How Important Is It to Take Vitamin D in the Winter Period?
Some recent studies have shown that taking vitamin D significantly reduces the risk of colds and flu during the winter. We explain why it’s called the “sunshine vitamin” and why we need it more than ever.
Why is Taking Vitamin D in the winter is Essential?
Not having enough vitamin D in our bodies is linked to tiredness and moodiness during the winter. In fact, it has been during this period that we have lacked this vitamin, precisely because we have not been exposed to the sun much. However, a recent study published in the British Medical Journal suggests that adding more vitamin D to our diets can make us healthier. It can reduce the risk of colds, flu, and other respiratory infections such as pneumonia and bronchitis.
We know that the daily or weekly consumption of vitamin D supplements has a general benefit for our body. Also, vitamin D is commonly known as the sunshine vitamin. This is because the sun’s rays on the skin are our main way of producing it. From March to September, the sun favors the synthesis of vitamin D from cholesterol in the skin, so little sun means very low production of vitamin D.
Therefore, vitamin D is one of the most important vitamins that we need to supplement during the winter months. In fact, we need sunshine vitamin to help the body absorb calcium and phosphate from our diet. These minerals are important for healthy bones, teeth, and muscles. They are therefore important in helping to reduce the risk of osteoporosis later in life. This is especially important for coffee drinkers, as drinking caffeine causes our bodies to lose calcium.
Are You Deficient in the Sunshine Vitamin?
Vitamin D deficiency in the general population can lead to weaker bones, decreased immune function (and therefore a high frequency of colds), a lower mood, and fatigue. It should also be noted that, during the fall and winter, all children and adults should take supplements with a minimum of ten micrograms of vitamin D per day. This would not only help our immune system but also our bones. In fact, this vitamin is essential for bone mineral density and muscle strength.
Too little vitamin D can still pose a health risk and lead to some particular deficiencies. Low blood levels of this vitamin have been associated with an increased risk of death from cardiovascular disease, cognitive impairment in the elderly, severe asthma in children, and even cancer in some cases.
How Can You Get More Vitamin D?
Eat more fish, mushrooms, eggs, and fortified cereals. Furthermore, in spring or summer, if you follow a healthy, balanced, varied, and not excessively elaborate diet and, if you then combine it with short exposures to the sun’s rays, it may not be necessary to take a supplement. But to get enough vitamin D from food sources in the colder, darker months, you need to eat plenty of fatty fish like sardines, salmon, and mackerel.
It’s also found in dairy products, but you’d probably need to eat seven or eight pots of yogurt along with two or three tubs of berries or a 10–11 egg omelet to even get close to the recommended amount! Many cereals, juices, and milk alternatives are fortified with vitamin D. However, again, you’d need about 10 bowls of cereal with two to three glasses of juice.

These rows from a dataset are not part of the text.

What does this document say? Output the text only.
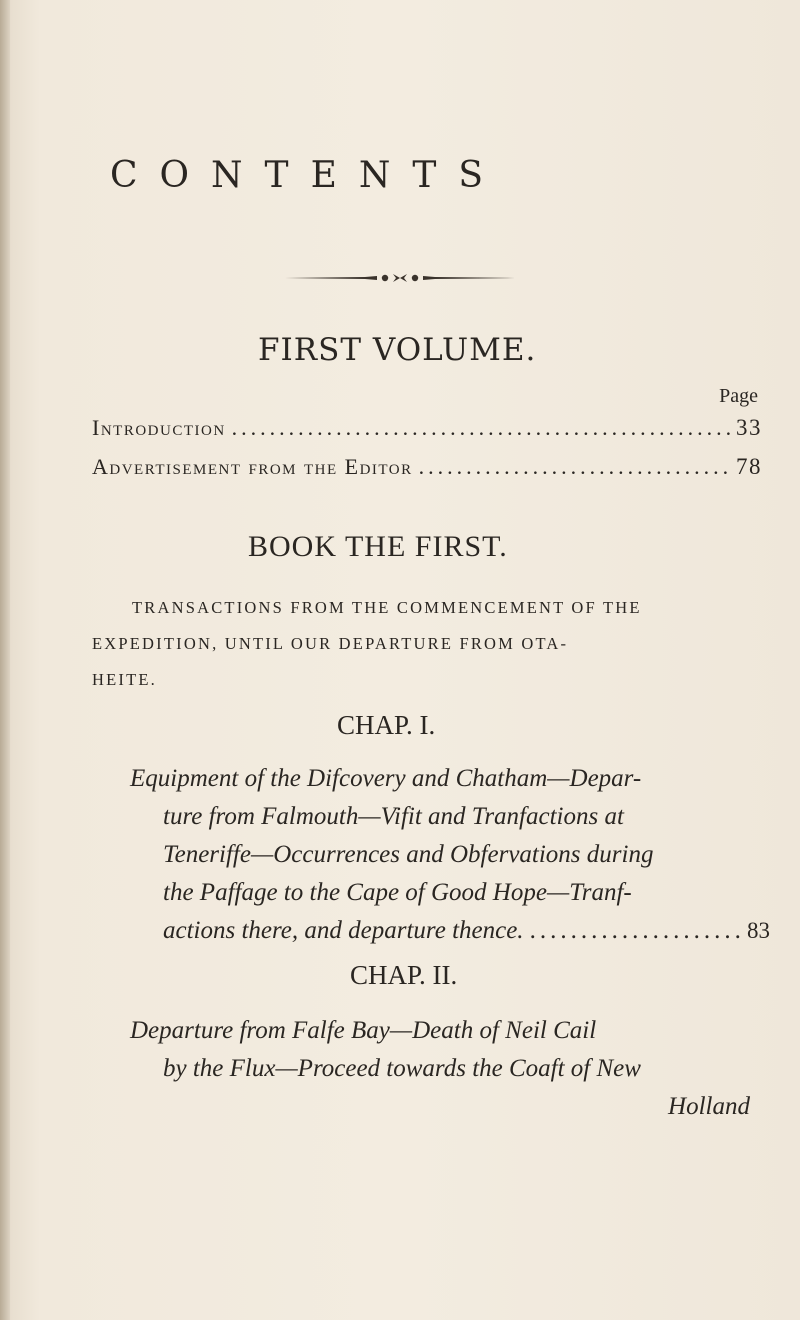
CONTENTS
FIRST VOLUME.
Page
Introduction .....	33
Advertisement from the Editor .....	78
BOOK THE FIRST.
TRANSACTIONS FROM THE COMMENCEMENT OF THE
EXPEDITION, UNTIL OUR DEPARTURE FROM OTA-
HEITE.
CHAP. I.
Equipment of the Difcovery and Chatham—Depar-
ture from Falmouth—Vifit and Tranfactions at
Teneriffe—Occurrences and Obfervations during
the Paffage to the Cape of Good Hope—Tranf-
actions there, and departure thence. .....	83
CHAP. II.
Departure from Falfe Bay—Death of Neil Cail
by the Flux—Proceed towards the Coaft of New
Holland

We recommend supplementing with at least 10 mcg during the winter or fall months for most of us. Supplements offer a quick and effective way to make sure you’re getting your daily dose, especially if you’re not consciously trying to include vitamin D-rich foods in your diet. So, go online to herbal shops to find the best natural sunshine vitamin supplements available on the market.
You can also eat more fatty fish during this period (if you are not a vegetarian or vegan) and more eggs, tofu, and mushrooms, which are foods with a good presence of sunshine vitamin in them.